Ironically, Nicks had one of his best games when he was most banged up. After suffering both a concussion and bruised ribs in an embarrassing Week 12 loss to the Saints, Nicks caught seven passes for 88 yards and two touchdowns in Week 13 against the Packers.
Nicks, who “tweaked” his ankle while fighting through hamstring issues during the game, delivered his first and only two-touchdown performance of the regular season against Green Bay.
To add to the irony, Nicks then had one of his worst games of the season the following week versus Washington; a game in which he was not even listed on the injury report. Nicks had five catches for 73 yards and a serious case of the dropsies in the loss.
Nicks had his most unproductive game of the year against the Jets in Week 16 when cornerback Darrelle Revis smothered him, allowing only one catch for 20 yards. Nicks claimed to have re-aggravated his hamstring during that game.

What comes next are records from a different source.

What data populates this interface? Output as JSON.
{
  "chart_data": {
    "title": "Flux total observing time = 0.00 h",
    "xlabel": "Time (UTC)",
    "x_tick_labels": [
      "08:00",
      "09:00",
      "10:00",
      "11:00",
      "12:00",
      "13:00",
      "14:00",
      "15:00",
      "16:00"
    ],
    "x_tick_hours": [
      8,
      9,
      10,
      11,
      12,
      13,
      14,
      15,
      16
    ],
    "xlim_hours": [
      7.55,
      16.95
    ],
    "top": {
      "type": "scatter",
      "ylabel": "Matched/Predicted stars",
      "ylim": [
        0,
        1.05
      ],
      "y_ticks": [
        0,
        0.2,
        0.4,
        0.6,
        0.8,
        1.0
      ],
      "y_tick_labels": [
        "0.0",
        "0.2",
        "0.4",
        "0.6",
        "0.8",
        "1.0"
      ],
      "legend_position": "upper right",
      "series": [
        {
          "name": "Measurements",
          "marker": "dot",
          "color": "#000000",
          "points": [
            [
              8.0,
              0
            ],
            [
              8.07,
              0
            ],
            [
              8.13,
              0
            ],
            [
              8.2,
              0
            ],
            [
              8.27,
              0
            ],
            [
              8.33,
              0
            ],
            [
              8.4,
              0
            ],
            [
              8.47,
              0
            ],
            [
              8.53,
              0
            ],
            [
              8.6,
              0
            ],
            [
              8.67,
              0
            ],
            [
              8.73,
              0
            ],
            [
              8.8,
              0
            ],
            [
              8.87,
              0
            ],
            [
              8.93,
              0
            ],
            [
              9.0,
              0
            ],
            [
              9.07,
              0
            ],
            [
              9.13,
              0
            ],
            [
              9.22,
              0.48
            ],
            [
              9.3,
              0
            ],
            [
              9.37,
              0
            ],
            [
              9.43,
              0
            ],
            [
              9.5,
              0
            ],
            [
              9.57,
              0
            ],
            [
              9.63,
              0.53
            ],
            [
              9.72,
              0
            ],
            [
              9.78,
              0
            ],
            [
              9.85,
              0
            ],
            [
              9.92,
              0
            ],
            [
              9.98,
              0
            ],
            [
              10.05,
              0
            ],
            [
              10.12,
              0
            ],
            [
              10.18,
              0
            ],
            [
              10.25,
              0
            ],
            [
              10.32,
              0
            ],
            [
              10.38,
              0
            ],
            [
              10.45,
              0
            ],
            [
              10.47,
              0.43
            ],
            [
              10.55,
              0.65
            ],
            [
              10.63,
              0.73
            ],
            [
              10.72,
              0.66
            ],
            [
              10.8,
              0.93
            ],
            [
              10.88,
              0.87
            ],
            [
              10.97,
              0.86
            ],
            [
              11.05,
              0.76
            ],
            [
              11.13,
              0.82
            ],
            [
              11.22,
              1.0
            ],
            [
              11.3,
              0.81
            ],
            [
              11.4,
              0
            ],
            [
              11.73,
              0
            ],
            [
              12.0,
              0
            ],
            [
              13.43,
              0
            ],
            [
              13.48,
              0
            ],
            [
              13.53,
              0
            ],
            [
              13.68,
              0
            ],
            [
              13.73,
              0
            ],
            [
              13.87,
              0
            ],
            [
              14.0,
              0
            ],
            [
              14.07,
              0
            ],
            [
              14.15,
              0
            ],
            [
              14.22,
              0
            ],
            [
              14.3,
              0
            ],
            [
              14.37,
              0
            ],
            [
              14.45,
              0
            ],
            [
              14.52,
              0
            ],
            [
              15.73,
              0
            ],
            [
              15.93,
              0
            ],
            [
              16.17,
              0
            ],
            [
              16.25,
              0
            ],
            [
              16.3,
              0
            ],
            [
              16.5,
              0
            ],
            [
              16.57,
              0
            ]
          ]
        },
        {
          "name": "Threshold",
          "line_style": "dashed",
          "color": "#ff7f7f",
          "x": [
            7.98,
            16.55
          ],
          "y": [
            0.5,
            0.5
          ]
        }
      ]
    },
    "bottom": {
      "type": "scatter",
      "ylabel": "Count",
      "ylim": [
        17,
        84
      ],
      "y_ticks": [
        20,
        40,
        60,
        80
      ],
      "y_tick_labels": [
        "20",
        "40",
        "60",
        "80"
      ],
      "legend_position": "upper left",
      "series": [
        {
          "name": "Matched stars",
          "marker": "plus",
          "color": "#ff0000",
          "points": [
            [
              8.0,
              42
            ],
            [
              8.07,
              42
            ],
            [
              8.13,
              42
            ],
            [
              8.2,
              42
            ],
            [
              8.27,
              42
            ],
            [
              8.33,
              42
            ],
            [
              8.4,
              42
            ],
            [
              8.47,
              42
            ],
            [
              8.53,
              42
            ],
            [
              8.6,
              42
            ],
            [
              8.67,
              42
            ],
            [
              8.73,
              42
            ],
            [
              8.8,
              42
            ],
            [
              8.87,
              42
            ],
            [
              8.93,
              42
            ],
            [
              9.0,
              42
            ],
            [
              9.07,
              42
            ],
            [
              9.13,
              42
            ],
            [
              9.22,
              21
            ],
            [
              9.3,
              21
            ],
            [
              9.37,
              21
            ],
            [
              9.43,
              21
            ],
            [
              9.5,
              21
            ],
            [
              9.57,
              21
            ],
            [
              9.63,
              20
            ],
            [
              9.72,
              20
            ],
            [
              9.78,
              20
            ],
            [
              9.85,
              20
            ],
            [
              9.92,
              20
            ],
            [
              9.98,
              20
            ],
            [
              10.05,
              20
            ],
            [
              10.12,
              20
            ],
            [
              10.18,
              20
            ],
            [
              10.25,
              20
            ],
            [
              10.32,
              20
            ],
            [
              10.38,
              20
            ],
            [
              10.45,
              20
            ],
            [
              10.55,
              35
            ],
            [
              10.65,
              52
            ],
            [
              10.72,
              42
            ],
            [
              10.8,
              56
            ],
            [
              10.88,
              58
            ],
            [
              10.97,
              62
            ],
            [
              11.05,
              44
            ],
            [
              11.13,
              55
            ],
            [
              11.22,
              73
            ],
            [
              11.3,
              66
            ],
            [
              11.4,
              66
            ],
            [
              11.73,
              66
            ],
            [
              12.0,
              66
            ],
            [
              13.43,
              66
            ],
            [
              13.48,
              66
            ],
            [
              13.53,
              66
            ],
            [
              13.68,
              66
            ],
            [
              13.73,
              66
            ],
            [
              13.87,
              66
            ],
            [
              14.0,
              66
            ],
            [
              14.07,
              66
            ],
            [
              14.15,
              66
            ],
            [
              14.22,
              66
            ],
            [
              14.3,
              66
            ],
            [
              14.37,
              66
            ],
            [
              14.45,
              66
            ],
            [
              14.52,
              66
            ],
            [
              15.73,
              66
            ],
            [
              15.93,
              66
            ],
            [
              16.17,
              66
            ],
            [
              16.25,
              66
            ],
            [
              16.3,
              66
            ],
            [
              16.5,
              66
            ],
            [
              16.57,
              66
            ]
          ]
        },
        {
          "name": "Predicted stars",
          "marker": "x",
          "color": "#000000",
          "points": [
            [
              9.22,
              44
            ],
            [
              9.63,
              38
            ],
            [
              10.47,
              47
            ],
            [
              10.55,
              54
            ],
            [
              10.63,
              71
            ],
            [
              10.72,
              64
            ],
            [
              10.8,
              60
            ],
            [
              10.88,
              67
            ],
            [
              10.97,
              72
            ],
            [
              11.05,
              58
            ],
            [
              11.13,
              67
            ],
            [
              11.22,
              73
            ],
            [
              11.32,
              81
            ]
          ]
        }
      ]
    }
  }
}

Luckily for Giants fans, Nicks had a speedy recovery and went on to have an impressive season finale, which spilled into the playoffs and eventually the Super Bowl.

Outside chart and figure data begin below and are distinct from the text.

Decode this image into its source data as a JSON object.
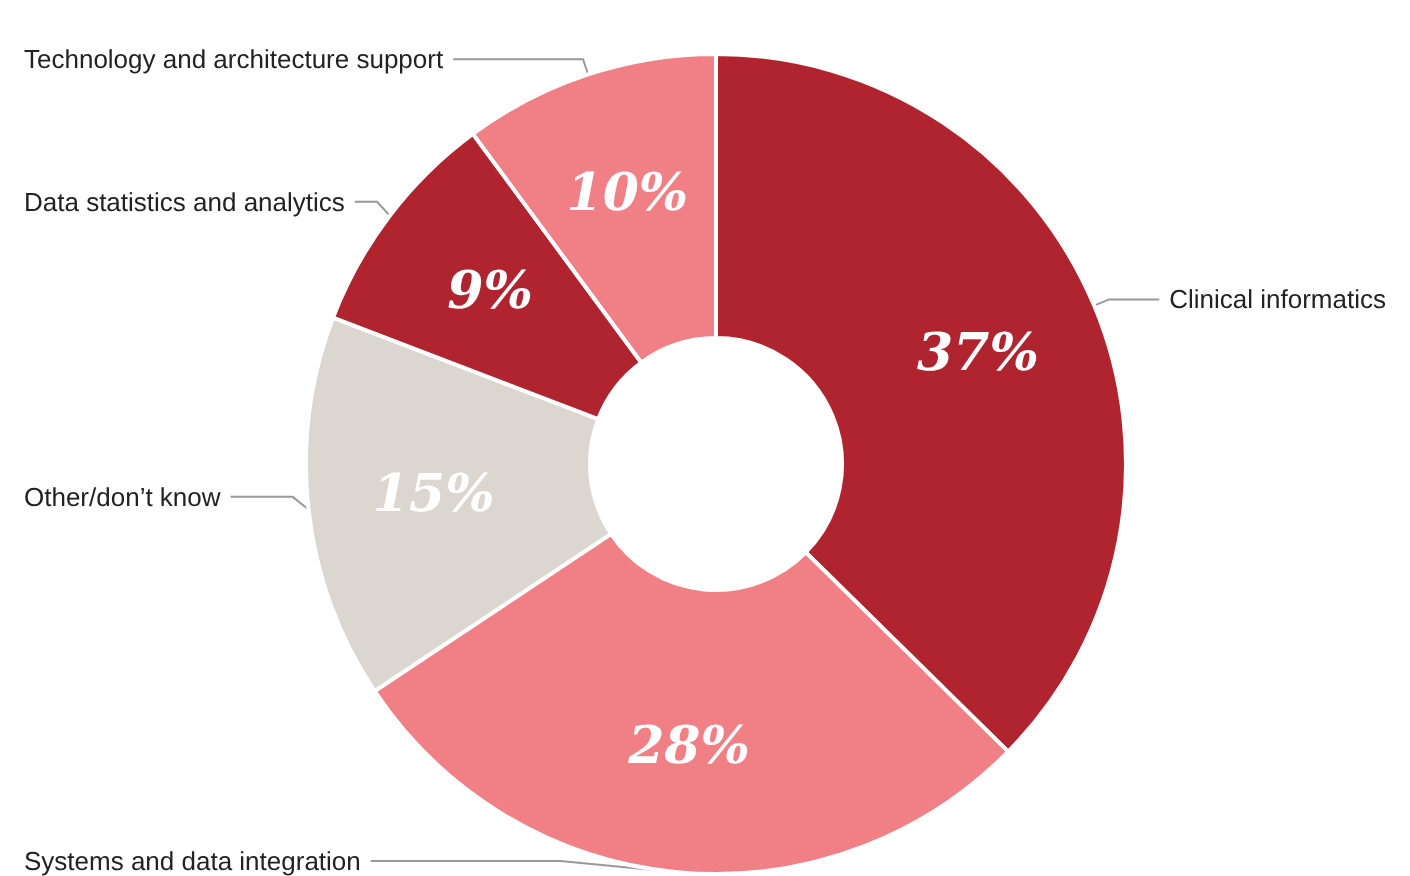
{
  "chart_data": {
    "type": "donut",
    "categories": [
      "Clinical informatics",
      "Systems and data integration",
      "Other/don’t know",
      "Data statistics and analytics",
      "Technology and architecture support"
    ],
    "values": [
      37,
      28,
      15,
      9,
      10
    ],
    "value_labels": [
      "37%",
      "28%",
      "15%",
      "9%",
      "10%"
    ],
    "colors": [
      "#b0242f",
      "#f07f86",
      "#dcd6d0",
      "#b0242f",
      "#f07f86"
    ],
    "legend": false
  }
}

In his final five games (playoffs included), Nicks averaged 104 yards and a touchdown per game as the Giants rallied to become world champs for the second time in five seasons.
Nicks’ only subpar performance in the playoffs came in the NFC championship game versus the 49ers—a game in which he—go figure—fell on his AC joint, causing shoulder soreness.

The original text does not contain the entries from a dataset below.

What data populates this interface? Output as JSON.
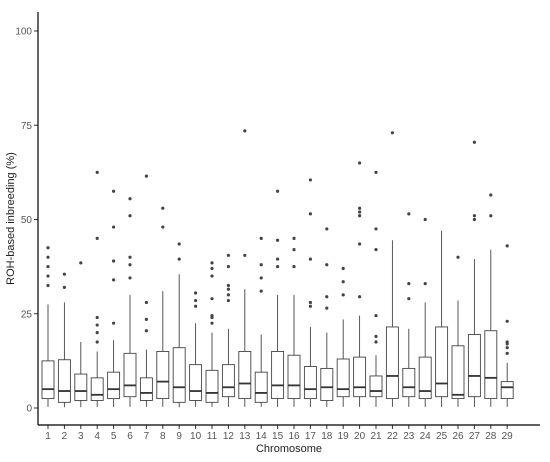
{
  "chart_data": {
    "type": "boxplot",
    "title": "",
    "xlabel": "Chromosome",
    "ylabel": "ROH-based inbreeding (%)",
    "ylim": [
      0,
      100
    ],
    "yticks": [
      0,
      25,
      50,
      75,
      100
    ],
    "grid": false,
    "colors": {
      "box_stroke": "#444444",
      "box_fill": "#ffffff",
      "median": "#333333",
      "outlier": "#444444",
      "axis": "#000000"
    },
    "categories": [
      "1",
      "2",
      "3",
      "4",
      "5",
      "6",
      "7",
      "8",
      "9",
      "10",
      "11",
      "12",
      "13",
      "14",
      "15",
      "16",
      "17",
      "18",
      "19",
      "20",
      "21",
      "22",
      "23",
      "24",
      "25",
      "26",
      "27",
      "28",
      "29"
    ],
    "boxes": [
      {
        "q1": 2.5,
        "median": 5.0,
        "q3": 12.5,
        "whisker_low": 0.3,
        "whisker_high": 27.5,
        "outliers": [
          32.5,
          35.0,
          37.5,
          40.0,
          42.5
        ]
      },
      {
        "q1": 1.5,
        "median": 4.5,
        "q3": 12.8,
        "whisker_low": 0.2,
        "whisker_high": 28.0,
        "outliers": [
          32.0,
          35.5
        ]
      },
      {
        "q1": 2.0,
        "median": 4.5,
        "q3": 9.0,
        "whisker_low": 0.2,
        "whisker_high": 17.5,
        "outliers": [
          38.5
        ]
      },
      {
        "q1": 2.0,
        "median": 3.5,
        "q3": 8.0,
        "whisker_low": 0.3,
        "whisker_high": 15.0,
        "outliers": [
          17.5,
          20.0,
          22.0,
          24.0,
          45.0,
          62.5
        ]
      },
      {
        "q1": 2.5,
        "median": 5.0,
        "q3": 9.5,
        "whisker_low": 0.3,
        "whisker_high": 18.0,
        "outliers": [
          22.5,
          34.0,
          39.0,
          48.0,
          57.5
        ]
      },
      {
        "q1": 3.0,
        "median": 6.0,
        "q3": 14.5,
        "whisker_low": 0.3,
        "whisker_high": 30.0,
        "outliers": [
          34.5,
          38.0,
          40.0,
          51.0,
          55.5
        ]
      },
      {
        "q1": 2.0,
        "median": 4.0,
        "q3": 8.0,
        "whisker_low": 0.3,
        "whisker_high": 15.5,
        "outliers": [
          20.5,
          23.5,
          28.0,
          61.5
        ]
      },
      {
        "q1": 2.5,
        "median": 7.0,
        "q3": 15.0,
        "whisker_low": 0.3,
        "whisker_high": 31.0,
        "outliers": [
          48.0,
          53.0
        ]
      },
      {
        "q1": 1.5,
        "median": 5.5,
        "q3": 16.0,
        "whisker_low": 0.2,
        "whisker_high": 35.5,
        "outliers": [
          39.5,
          43.5
        ]
      },
      {
        "q1": 2.0,
        "median": 4.5,
        "q3": 11.5,
        "whisker_low": 0.3,
        "whisker_high": 22.5,
        "outliers": [
          27.0,
          28.5,
          30.5
        ]
      },
      {
        "q1": 1.5,
        "median": 4.0,
        "q3": 10.0,
        "whisker_low": 0.3,
        "whisker_high": 20.0,
        "outliers": [
          22.5,
          24.0,
          24.5,
          29.0,
          35.0,
          37.0,
          38.5
        ]
      },
      {
        "q1": 3.0,
        "median": 5.5,
        "q3": 11.5,
        "whisker_low": 0.3,
        "whisker_high": 21.0,
        "outliers": [
          28.5,
          30.0,
          31.5,
          32.5,
          37.5,
          40.5
        ]
      },
      {
        "q1": 2.5,
        "median": 6.5,
        "q3": 15.0,
        "whisker_low": 0.3,
        "whisker_high": 31.5,
        "outliers": [
          40.5,
          73.5
        ]
      },
      {
        "q1": 1.5,
        "median": 4.0,
        "q3": 9.5,
        "whisker_low": 0.3,
        "whisker_high": 19.5,
        "outliers": [
          31.0,
          34.5,
          38.0,
          45.0
        ]
      },
      {
        "q1": 2.5,
        "median": 6.0,
        "q3": 15.0,
        "whisker_low": 0.3,
        "whisker_high": 30.0,
        "outliers": [
          37.5,
          39.5,
          44.5,
          57.5
        ]
      },
      {
        "q1": 2.5,
        "median": 6.0,
        "q3": 14.0,
        "whisker_low": 0.3,
        "whisker_high": 30.0,
        "outliers": [
          37.5,
          42.0,
          45.0
        ]
      },
      {
        "q1": 2.5,
        "median": 5.0,
        "q3": 11.0,
        "whisker_low": 0.3,
        "whisker_high": 21.5,
        "outliers": [
          27.0,
          28.0,
          39.5,
          51.5,
          60.5
        ]
      },
      {
        "q1": 2.0,
        "median": 5.5,
        "q3": 10.5,
        "whisker_low": 0.3,
        "whisker_high": 20.0,
        "outliers": [
          26.5,
          29.5,
          38.0,
          47.5
        ]
      },
      {
        "q1": 3.0,
        "median": 5.0,
        "q3": 13.0,
        "whisker_low": 0.3,
        "whisker_high": 23.5,
        "outliers": [
          30.0,
          33.5,
          37.0
        ]
      },
      {
        "q1": 3.0,
        "median": 5.5,
        "q3": 13.5,
        "whisker_low": 0.3,
        "whisker_high": 24.5,
        "outliers": [
          29.5,
          43.5,
          51.0,
          52.0,
          53.0,
          65.0
        ]
      },
      {
        "q1": 3.0,
        "median": 4.5,
        "q3": 8.5,
        "whisker_low": 0.3,
        "whisker_high": 14.0,
        "outliers": [
          17.5,
          19.0,
          24.5,
          42.0,
          47.5,
          62.5
        ]
      },
      {
        "q1": 2.5,
        "median": 8.5,
        "q3": 21.5,
        "whisker_low": 0.3,
        "whisker_high": 44.5,
        "outliers": [
          73.0
        ]
      },
      {
        "q1": 3.0,
        "median": 5.5,
        "q3": 10.5,
        "whisker_low": 0.3,
        "whisker_high": 21.0,
        "outliers": [
          29.0,
          33.0,
          51.5
        ]
      },
      {
        "q1": 2.5,
        "median": 4.5,
        "q3": 13.5,
        "whisker_low": 0.3,
        "whisker_high": 28.0,
        "outliers": [
          33.0,
          50.0
        ]
      },
      {
        "q1": 3.0,
        "median": 6.5,
        "q3": 21.5,
        "whisker_low": 0.3,
        "whisker_high": 47.0,
        "outliers": []
      },
      {
        "q1": 2.5,
        "median": 3.5,
        "q3": 16.5,
        "whisker_low": 0.3,
        "whisker_high": 28.5,
        "outliers": [
          40.0
        ]
      },
      {
        "q1": 3.0,
        "median": 8.5,
        "q3": 19.5,
        "whisker_low": 0.3,
        "whisker_high": 39.5,
        "outliers": [
          50.0,
          51.0,
          70.5
        ]
      },
      {
        "q1": 2.5,
        "median": 8.0,
        "q3": 20.5,
        "whisker_low": 0.3,
        "whisker_high": 42.0,
        "outliers": [
          51.0,
          56.5
        ]
      },
      {
        "q1": 2.5,
        "median": 5.5,
        "q3": 7.0,
        "whisker_low": 0.3,
        "whisker_high": 12.0,
        "outliers": [
          14.5,
          16.0,
          17.0,
          17.5,
          23.0,
          43.0
        ]
      }
    ]
  }
}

In his three years in the NFL, Nicks has not proven to be a durable player that can stay off the injury report. In the past, he has let his injuries get in the way of his production.
However, Nicks has proven that he's tough and will play through pain. In complete disregard of his multiple injuries, Nicks only missed one game in 2011. His reliability on the field provided Manning and the New York Giants passing attack with the consistency it needed even when he was not 100 percent healthy.
The current 12-week timetable on Nicks’ foot may be cutting it close to the Week 1 matchup against the division rival Dallas Cowboys, but it would be wise to keep him off the field to avoid re-aggravation.
By drawing two defenders, Nicks opens up the field to the rest of his teammates. Don’t expect to see rookie wide receiver Rueben Randle garnering such respect if he gets the starting nod.
This is a player whom head coach Tom Coughlin and the rest of the Giants want injury-free come Week 1, and they’d like to keep it that way for as long as possible. If that’s the case, expect Larry Fitzgerald/Calvin Johnson-esque season totals from Nicks in 2012.